Chapter 3 — Die Braut nannte mich Personal – dann öffnete ich die Akte

4.9Editorial score

Rosa nahm die erste Urkunde vom Tisch.

Ihre Hände zitterten nicht mehr.

“Jetzt bin ich Eigentümerin”, sagte sie.

Darla wandte sich an den Notar.

“Sie können doch nicht behaupten, diese Leute besäßen plötzlich Restaurants.”

Der Notar öffnete seine Mappe.

“Die Übertragung ist wirksam.

Die neue Gesellschaft hält sämtliche operativen Anteile.

Die Begünstigten sind im Beteiligungsregister eingetragen.”

Samuel las die übrigen Namen vor.

Neben Rosa und Malik gehörten Elena, Küchenchef Arturo Reyes, Einkaufsleiterin Mei Chen, Schichtleiter David Brooks und die Mitarbeiterstiftung zu den neuen Anteilseignern.

Die Stiftung vertrat alle fest angestellten Beschäftigten, die länger als zwei Jahre im Unternehmen waren.

Sieben Restaurants.

Sieben verantwortliche Stimmen.

Gewinne, die nicht mehr nur nach oben flossen.

Jeffrey ließ sich auf einen Metallstuhl sinken.

“Und ich?”

Samuel zog ein weiteres Schreiben hervor.

“Ihre Anstellung als Geschäftsführer wird bis zum Abschluss der internen Untersuchung ruhend gestellt.”

“Du feuerst mich an meinem Hochzeitstag?”, fragte Jeffrey.

“Nein”, sagte ich.

“Deine eigenen Entscheidungen haben dich heute eingeholt.”

Darla warf ihren Schleier nach hinten.

“Das ist Erpressung.

Sie bestraft uns, weil ich sie gebeten habe, in einer Küche zu helfen.”

Ich nahm die schwarze Schürze vom Tisch und hielt sie hoch.

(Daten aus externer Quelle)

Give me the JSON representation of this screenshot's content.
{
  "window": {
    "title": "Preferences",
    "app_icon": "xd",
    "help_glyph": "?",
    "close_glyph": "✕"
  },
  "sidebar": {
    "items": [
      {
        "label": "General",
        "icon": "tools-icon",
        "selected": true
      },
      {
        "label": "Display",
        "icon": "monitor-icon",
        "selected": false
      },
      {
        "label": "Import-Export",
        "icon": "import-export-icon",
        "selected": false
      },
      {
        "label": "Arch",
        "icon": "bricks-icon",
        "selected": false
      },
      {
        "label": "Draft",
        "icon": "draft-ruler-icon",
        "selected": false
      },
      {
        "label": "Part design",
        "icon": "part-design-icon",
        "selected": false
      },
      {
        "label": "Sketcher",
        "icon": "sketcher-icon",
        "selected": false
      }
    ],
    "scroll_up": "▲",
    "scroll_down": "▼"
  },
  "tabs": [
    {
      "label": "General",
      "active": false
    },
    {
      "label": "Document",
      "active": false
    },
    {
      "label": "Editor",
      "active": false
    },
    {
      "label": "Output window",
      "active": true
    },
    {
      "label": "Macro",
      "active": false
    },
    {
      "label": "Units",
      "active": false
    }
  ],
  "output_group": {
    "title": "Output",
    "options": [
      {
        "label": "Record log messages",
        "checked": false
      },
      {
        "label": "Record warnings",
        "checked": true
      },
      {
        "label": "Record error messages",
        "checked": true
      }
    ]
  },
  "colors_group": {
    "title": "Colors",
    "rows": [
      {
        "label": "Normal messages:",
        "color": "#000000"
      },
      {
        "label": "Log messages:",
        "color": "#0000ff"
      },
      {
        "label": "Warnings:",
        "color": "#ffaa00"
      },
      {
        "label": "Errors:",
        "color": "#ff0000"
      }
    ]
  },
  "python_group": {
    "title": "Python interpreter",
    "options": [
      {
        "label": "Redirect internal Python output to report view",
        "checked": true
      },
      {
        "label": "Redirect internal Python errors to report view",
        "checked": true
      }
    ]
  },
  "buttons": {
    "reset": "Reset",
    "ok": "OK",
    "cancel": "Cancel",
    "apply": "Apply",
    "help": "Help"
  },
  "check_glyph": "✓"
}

Mein Name war sauber aufgestickt, sorgfältiger als mein Titel auf der Einladung.

“Du hast mich nicht gebeten zu helfen.

Du hast mich vor meinem Sohn und meinen Mitarbeitern zu Personal erklärt, damit jeder versteht, welchen Platz du mir zugedacht hast.

Gleichzeitig wolltest du meine Unterschrift unter Verträge setzen, die du vorbereitet hattest.”

“Weil du dich seit Jahren weigerst loszulassen.”

“Ich habe losgelassen”, sagte ich.

“Nur nicht in deine Richtung.”

Darla griff nach Jeffrey.

“Wir gehen.

Die Gäste warten.”

Doch Jeffrey blieb sitzen.

Er hielt Elenas Bericht in den Händen und starrte auf eine Überweisung über 180.000 Dollar an eine Beratungsfirma.

Die Adresse der Firma stimmte mit der Wohnung von Darlas Bruder überein.

“Was ist Summit Brand Advisory?”, fragte er.

Darlas Gesicht veränderte sich kaum, aber ihre Finger krallten sich in seinen Ärmel.

“Eine Agentur.”

Elena schob eine Kopie des Handelsregisterauszugs über den Tisch.

“Die Firma gehört Ihrem Bruder.

Sie wurde elf Tage vor der ersten Zahlung gegründet.”

Jeffrey sah Darla an, als erkenne er sie zum ersten Mal.

“Du hast gesagt, das sei ein internationales Team.”

“Mein Bruder hat Kontakte.”

“Er arbeitet in einem Fitnessstudio.”

Darla wandte sich zu mir.

“Sie haben ihn gegen mich aufgehetzt.”

“Ich habe kein einziges dieser Dokumente erstellt.”

Samuel erklärte, dass die Zahlungen eingefroren und den zuständigen Ermittlern gemeldet würden.

Die gefälschte Unterschrift, die geplante Verpfändung und die Verbindung zur Firma ihres Bruders mussten geprüft werden.

Bis dahin durfte Darla weder auf Konten noch auf Markenunterlagen zugreifen.

Draußen verstummte plötzlich die Musik.